For the HERE platform environment:

mvn exec:java \
-Dexec.mainClass=com.here.platform.data.processing.example.java.feedback.Main \
-Dpipeline-config.file=$PATH_TO_CONFIG_FOLDER/pipeline-config.conf \
-Dpipeline-job.file=./config/here/pipeline-job-first.conf \
-Dconfig.file=./config/here/local-application.conf \
-Dspark.master=local[*] \
-Dhere.platform.data-client.request-signer.credentials.here-account.here-token-scope=$PROJECT_HRN

To observe the behavior of The Stateful Processing Compiler you have to run compiler again using pipeline-job-second.conf as job configuration:

mvn exec:java \
-Dexec.mainClass=com.here.platform.data.processing.example.java.feedback.Main \
-Dpipeline-config.file=$PATH_TO_CONFIG_FOLDER/pipeline-config.conf \
-Dpipeline-job.file=./config/here/pipeline-job-second.conf \
-Dconfig.file=./config/here/local-application.conf \
-Dspark.master=local[*] \
-Dhere.platform.data-client.request-signer.credentials.here-account.here-token-scope=$PROJECT_HRN

Run this Compiler as the HERE Platform Pipeline

Generate a Fat JAR file

Run the mvn -Pplatform package command in the stateful-nodecardinality-extraction directory to generate a fat JAR file to deploy the compiler to a Pipeline.

mvn -Pplatform package

Deploy the Compiler to a Pipeline

Once the previous command is finished, your JAR is then available at the target directory, and you can upload it using the HERE pipeline UI (the HERE pipeline UI in China) or the OLP CLI.

You can use the OLP CLI to create pipeline components and activate the pipeline version with the following commands:

  1. Create pipeline components:
olp pipeline create $COMPONENT_NAME_Pipeline --scope $PROJECT_HRN
olp pipeline template create $COMPONENT_NAME_Template batch-3.0 $PATH_TO_JAR \
                com.here.platform.data.processing.example.java.feedback.Main \
                --workers=4 --worker-units=3 --supervisor-units=2 --input-catalog-ids=rib \
                --scope $PROJECT_HRN
olp pipeline version create $COMPONENT_NAME_version $PIPELINE_ID $PIPELINE_TEMPLATE_ID \
                "$PATH_TO_CONFIG_FOLDER/pipeline-config.conf" \
                --scope $PROJECT_HRN
  1. Activate the pipeline version:
olp pipeline version activate $PIPELINE_ID $PIPELINE_VERSION_ID \
                --input-catalogs "$PATH_TO_CONFIG_FOLDER/pipeline-job-first.conf" \
                --scope $PROJECT_HRN

You do not have to specify the input catalog's version, unless you want to.
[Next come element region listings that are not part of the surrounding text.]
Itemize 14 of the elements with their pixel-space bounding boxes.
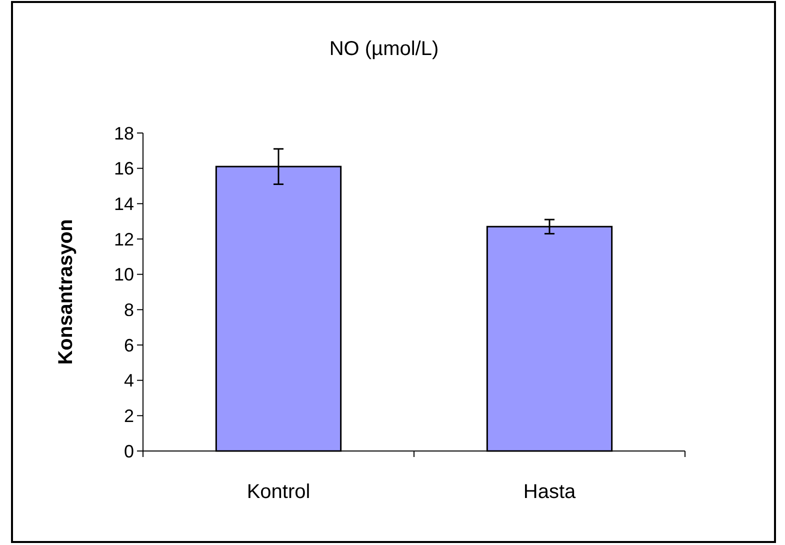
y-tick-label: 0: [124, 441, 134, 462]
x-tick-label: Hasta: [523, 481, 576, 503]
y-tick-label: 6: [124, 335, 134, 356]
y-tick-label: 2: [124, 406, 134, 426]
y-axis-title: Konsantrasyon: [55, 219, 77, 365]
x-tick-label: Kontrol: [246, 481, 310, 503]
y-tick-label: 16: [114, 158, 134, 179]
y-tick-label: 4: [124, 370, 134, 391]
y-tick-label: 8: [124, 300, 134, 320]
y-tick-label: 14: [114, 194, 134, 214]
y-tick-label: 12: [114, 229, 134, 250]
y-tick-label: 10: [114, 264, 134, 285]
chart-title: NO (µmol/L): [329, 38, 439, 60]
y-tick-label: 18: [114, 123, 134, 144]
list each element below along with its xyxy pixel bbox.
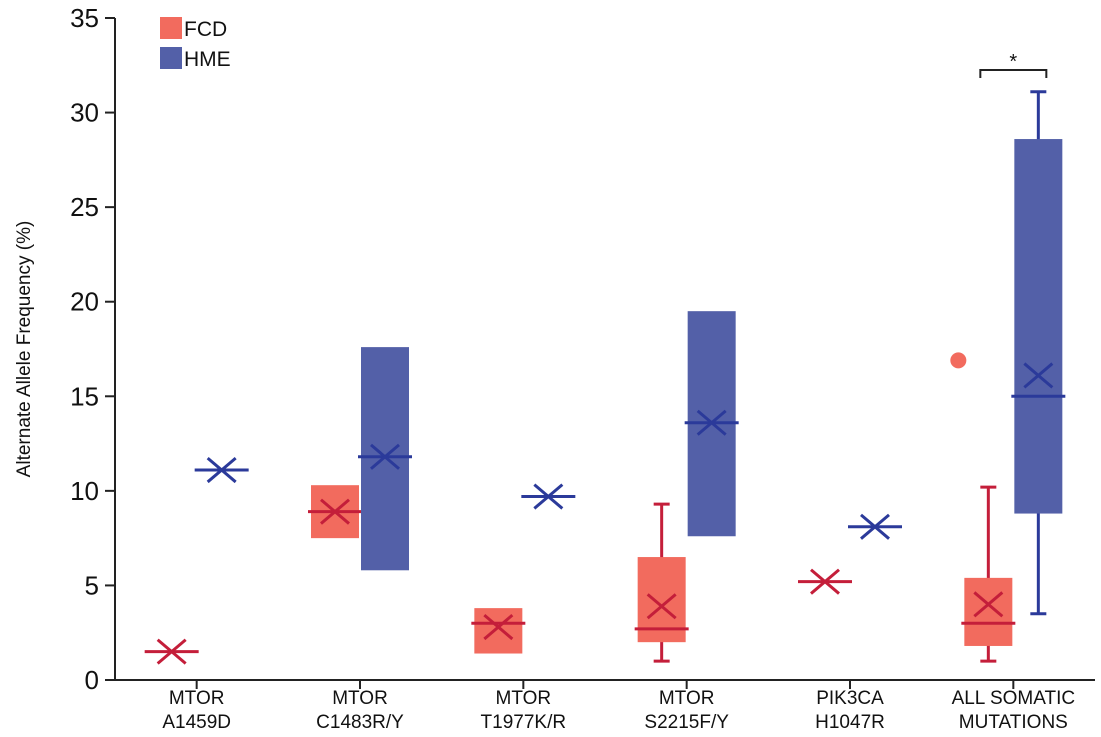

The latest version will be automatically used.

In the HERE platform portal / HERE platform portal in China, navigate to your pipeline to see its status.

Verify the Output

In the HERE platform portal / HERE platform portal in China, select the Data tab and find your catalog.

  1. Open the nodecardinality-count layer and select the Inspect tab. Verify that partitions with the JSON data are present and you can view this data by selecting a partition.
  2. Select any partition to look at its content. The field updatesCount will be 1 for those partitions that did not change during the second run. It will be 2 otherwise.